No interactions on record
No interactions on record
Explore head-to-head clinical comparisons of other medications in the same therapeutic classes.
Common clinical questions about LUFYLLIN vs ELIXICON, answered by our medical review team.
LUFYLLIN is a Xanthine Bronchodilator that works by LUFYLLIN (dyphylline) is a xanthine bronchodilator that inhibits phosphodiesterase, increasing intracellular c AMP levels, leading to relaxation of bronchial smooth muscle and suppression of airway hyperresponsiveness. It also antagonizes adenosine receptors.. ELIXICON is a Xanthine Bronchodilator that works by Theophylline is a xanthine derivative that inhibits phosphodiesterase, leading to increased intracellular cyclic AMP levels. It also acts as a nonselective adenosine receptor antagonist, resulting in bronchodilation and anti-inflammatory effects.. They differ in pharmacokinetic profiles, FDA-approved indications, and side effect profiles.
Potency comparisons between LUFYLLIN and ELIXICON depend on the specific clinical indication. These are both Xanthine Bronchodilator agents and are not directly interchangeable by dose. A physician or clinical pharmacist should guide any therapeutic switching decisions.

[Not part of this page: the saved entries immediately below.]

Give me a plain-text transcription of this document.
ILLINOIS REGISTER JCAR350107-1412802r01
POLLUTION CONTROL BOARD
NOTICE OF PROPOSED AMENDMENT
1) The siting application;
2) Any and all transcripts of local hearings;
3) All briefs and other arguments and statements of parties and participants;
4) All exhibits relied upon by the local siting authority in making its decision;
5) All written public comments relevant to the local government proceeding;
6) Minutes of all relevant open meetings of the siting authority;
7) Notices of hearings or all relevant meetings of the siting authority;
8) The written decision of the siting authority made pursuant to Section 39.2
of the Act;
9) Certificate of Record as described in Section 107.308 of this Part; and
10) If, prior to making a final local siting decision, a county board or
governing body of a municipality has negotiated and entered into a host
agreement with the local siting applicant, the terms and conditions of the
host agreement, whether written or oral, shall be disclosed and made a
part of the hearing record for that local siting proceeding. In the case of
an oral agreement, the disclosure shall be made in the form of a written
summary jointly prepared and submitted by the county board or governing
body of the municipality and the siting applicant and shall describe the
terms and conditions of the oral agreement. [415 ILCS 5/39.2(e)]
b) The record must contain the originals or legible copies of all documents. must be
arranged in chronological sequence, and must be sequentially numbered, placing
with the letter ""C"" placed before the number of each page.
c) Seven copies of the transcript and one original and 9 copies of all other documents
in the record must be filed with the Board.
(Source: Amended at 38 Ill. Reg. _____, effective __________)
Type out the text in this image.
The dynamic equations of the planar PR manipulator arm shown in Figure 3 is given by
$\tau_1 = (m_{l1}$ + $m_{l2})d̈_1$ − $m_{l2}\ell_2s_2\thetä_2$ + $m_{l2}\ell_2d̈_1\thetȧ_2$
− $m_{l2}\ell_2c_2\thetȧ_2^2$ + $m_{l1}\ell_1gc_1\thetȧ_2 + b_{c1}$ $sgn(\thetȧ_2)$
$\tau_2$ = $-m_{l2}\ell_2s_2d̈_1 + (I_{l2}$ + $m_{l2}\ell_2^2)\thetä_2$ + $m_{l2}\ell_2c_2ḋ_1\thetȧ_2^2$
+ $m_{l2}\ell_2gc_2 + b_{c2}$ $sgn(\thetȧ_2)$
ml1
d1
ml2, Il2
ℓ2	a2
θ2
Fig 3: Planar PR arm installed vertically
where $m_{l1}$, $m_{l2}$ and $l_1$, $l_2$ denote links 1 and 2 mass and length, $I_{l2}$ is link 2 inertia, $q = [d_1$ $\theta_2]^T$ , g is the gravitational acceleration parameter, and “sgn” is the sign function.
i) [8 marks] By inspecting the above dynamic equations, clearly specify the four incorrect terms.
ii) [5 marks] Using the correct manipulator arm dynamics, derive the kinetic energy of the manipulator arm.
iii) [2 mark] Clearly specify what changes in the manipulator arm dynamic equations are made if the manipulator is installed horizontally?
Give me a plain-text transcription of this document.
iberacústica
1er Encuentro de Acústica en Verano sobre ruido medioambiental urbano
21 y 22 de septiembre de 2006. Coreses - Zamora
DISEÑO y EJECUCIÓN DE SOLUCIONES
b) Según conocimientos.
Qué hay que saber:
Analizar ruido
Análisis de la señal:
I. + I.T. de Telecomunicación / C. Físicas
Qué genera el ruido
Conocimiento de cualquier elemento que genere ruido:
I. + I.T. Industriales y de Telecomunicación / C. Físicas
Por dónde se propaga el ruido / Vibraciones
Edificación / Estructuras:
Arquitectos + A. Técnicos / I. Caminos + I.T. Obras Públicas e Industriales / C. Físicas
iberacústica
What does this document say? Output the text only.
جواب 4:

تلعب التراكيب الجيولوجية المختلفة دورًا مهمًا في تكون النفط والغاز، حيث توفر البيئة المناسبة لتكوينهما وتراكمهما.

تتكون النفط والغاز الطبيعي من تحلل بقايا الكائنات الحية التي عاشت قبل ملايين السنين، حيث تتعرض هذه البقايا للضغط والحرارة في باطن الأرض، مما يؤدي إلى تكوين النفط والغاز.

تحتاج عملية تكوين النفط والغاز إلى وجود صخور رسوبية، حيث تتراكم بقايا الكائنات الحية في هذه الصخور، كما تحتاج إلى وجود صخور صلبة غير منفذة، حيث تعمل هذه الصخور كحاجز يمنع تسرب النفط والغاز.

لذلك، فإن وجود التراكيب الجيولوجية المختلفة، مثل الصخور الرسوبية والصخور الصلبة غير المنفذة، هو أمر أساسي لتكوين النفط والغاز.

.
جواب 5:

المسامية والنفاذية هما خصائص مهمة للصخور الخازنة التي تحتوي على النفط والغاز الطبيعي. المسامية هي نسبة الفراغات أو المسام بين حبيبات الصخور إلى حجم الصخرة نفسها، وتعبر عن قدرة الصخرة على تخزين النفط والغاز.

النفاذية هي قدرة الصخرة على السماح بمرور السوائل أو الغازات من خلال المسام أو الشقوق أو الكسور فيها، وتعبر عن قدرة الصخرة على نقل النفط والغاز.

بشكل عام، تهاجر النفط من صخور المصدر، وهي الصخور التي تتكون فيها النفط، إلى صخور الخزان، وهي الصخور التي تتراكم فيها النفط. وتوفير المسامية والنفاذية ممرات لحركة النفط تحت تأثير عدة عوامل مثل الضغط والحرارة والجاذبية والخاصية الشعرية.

The standard adult dose of LUFYLLIN is: 200-400 mg orally 3-4 times daily, not to exceed 1600 mg/day. Also available as 200 mg/m L injection, administer 200-400 mg IM or slow IV every 6-8 hours.. The standard adult dose of ELIXICON is: 400 mg orally every 6 hours or 600 mg orally every 8 hours; extended-release: 600-1200 mg orally every 12 hours.. Dosing should always be individualized based on indication, renal and hepatic function, age, and other patient factors.
No direct drug-drug interaction has been formally documented between LUFYLLIN and ELIXICON in current clinical databases. However, individual patient risk factors including other medications, organ function, and comorbidities should always be evaluated by a qualified healthcare provider.
The maternal-fetal safety profiles differ. LUFYLLIN is classified as Category C. Lufyllin (dyphylline) is a xanthine derivative bronchodilator. Animal studies have not demonstrated teratogenicity. Human data are limited; however, as a methylxanthine, risks are . ELIXICON is classified as Category C. Insufficient human data; animal studies show fetal toxicity at high doses. Avoid in first trimester unless benefit outweighs risk. Second and third trimester: use only if clearly n. Always consult a maternal-fetal medicine specialist before taking either drug during pregnancy or lactation.